Dear GAP-forum,
Kevin O'Bryant asked:
I'm writing code relating to combinatorial game theory (in the style
of Berlekamp, Conway, and Guy's Winning Ways) in GAP. Has anyone out
there been down this road already? In particular, in C one may use "^"
for binary addition without carrying (Nim addition), an operation used
repeatedly (and recursively, so time is a BIG issue) and pervasively
in game theory calculations. Is there a quick way to do this in GAP?

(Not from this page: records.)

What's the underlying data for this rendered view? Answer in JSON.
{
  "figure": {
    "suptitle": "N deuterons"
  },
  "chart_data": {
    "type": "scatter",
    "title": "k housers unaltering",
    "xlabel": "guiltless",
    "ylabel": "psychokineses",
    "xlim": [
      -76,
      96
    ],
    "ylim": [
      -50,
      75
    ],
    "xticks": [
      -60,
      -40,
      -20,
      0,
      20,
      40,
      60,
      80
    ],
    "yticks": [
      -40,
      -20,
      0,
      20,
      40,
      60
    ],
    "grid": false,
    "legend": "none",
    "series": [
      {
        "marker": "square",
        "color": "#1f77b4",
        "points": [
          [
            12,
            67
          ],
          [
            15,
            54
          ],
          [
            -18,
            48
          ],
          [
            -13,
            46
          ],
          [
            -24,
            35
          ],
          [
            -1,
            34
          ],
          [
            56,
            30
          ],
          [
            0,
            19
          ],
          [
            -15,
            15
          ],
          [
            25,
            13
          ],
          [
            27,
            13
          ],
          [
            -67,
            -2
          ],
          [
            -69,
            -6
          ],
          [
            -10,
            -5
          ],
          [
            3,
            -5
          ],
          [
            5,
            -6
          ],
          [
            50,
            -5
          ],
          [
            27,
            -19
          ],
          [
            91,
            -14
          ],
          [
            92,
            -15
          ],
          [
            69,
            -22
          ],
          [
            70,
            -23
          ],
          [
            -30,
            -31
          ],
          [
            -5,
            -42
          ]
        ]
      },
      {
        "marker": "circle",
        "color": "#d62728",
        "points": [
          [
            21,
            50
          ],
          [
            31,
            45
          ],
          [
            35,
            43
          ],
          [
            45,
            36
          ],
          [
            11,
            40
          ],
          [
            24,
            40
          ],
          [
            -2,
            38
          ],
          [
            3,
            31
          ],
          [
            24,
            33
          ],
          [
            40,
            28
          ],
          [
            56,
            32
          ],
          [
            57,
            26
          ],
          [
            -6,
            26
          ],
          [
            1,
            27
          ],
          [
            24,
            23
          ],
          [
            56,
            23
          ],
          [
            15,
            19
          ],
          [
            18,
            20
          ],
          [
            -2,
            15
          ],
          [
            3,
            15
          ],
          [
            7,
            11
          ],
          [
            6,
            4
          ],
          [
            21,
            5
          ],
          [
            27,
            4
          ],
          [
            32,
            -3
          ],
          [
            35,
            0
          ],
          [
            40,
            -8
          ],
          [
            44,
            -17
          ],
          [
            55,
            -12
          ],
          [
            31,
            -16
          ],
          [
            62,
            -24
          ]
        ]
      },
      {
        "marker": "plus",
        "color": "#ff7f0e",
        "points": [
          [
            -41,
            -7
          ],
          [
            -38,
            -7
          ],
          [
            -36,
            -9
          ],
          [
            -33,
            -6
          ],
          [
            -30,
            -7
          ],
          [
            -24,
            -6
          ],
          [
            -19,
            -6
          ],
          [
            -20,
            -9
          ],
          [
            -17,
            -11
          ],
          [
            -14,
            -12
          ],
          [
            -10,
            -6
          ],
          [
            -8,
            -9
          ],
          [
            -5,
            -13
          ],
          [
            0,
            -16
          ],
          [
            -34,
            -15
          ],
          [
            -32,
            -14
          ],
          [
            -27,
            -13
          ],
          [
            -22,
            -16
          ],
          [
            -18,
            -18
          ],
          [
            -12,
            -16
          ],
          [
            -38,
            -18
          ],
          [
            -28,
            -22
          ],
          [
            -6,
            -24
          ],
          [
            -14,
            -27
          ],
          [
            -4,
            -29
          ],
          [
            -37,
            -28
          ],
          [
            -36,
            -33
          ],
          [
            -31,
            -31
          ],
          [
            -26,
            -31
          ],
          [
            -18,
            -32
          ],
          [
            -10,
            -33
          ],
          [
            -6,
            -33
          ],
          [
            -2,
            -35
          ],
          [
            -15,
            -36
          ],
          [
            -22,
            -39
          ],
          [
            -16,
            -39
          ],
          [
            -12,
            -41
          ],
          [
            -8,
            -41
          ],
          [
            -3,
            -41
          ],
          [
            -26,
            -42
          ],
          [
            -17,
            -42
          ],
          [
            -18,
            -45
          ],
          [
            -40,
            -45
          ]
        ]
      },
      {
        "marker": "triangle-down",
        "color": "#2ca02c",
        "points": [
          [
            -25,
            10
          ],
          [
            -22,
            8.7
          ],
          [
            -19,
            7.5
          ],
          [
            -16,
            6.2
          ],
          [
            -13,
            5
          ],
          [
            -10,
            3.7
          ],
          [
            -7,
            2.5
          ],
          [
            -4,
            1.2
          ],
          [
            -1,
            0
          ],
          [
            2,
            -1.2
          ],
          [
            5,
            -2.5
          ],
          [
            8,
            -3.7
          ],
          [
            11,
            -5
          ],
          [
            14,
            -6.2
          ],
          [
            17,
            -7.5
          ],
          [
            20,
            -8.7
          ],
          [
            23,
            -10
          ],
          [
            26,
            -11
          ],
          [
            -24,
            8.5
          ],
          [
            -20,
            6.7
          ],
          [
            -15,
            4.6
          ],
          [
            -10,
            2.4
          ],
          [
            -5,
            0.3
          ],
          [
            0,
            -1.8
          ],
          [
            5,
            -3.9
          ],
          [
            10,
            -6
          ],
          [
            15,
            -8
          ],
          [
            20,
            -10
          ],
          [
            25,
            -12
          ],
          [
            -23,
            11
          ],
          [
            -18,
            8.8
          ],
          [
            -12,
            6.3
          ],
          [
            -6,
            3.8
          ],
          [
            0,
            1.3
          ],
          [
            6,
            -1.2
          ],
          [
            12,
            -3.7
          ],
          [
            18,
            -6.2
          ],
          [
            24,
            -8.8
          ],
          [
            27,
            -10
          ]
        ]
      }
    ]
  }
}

By "quick", I mean faster than computing the binary expression, doing
the addition without carry term by term, and then converting back to a
Gap integer.
If you don't need the numerical value often, it might pay off to use blists
(binary lists). The manual section 'More about boolean lists' tells you
more. These are lists that contain only 'true' and 'false', if you
have created such a list, 'IsBlist' converts it implicitely to the internal
storage that takes just one bit per boolean value. For these blists there
are functions 'UnionBlist', 'IntersectionBlist' and 'DifferenceBlist' (note
that for these operations the blists must be of same length) from
which you can build the XOR-operation (i.e. binary addition without carrying)
easily. This should be certainly faster than using integers.
If this is still too slow you would need to add C routines, see the source
file 'blister.c' for information.
If the number of objects you're operating with is fairly small, you could
finally try to use numbers to represent the objects and to create a
nim-addition table, in which you look up the result.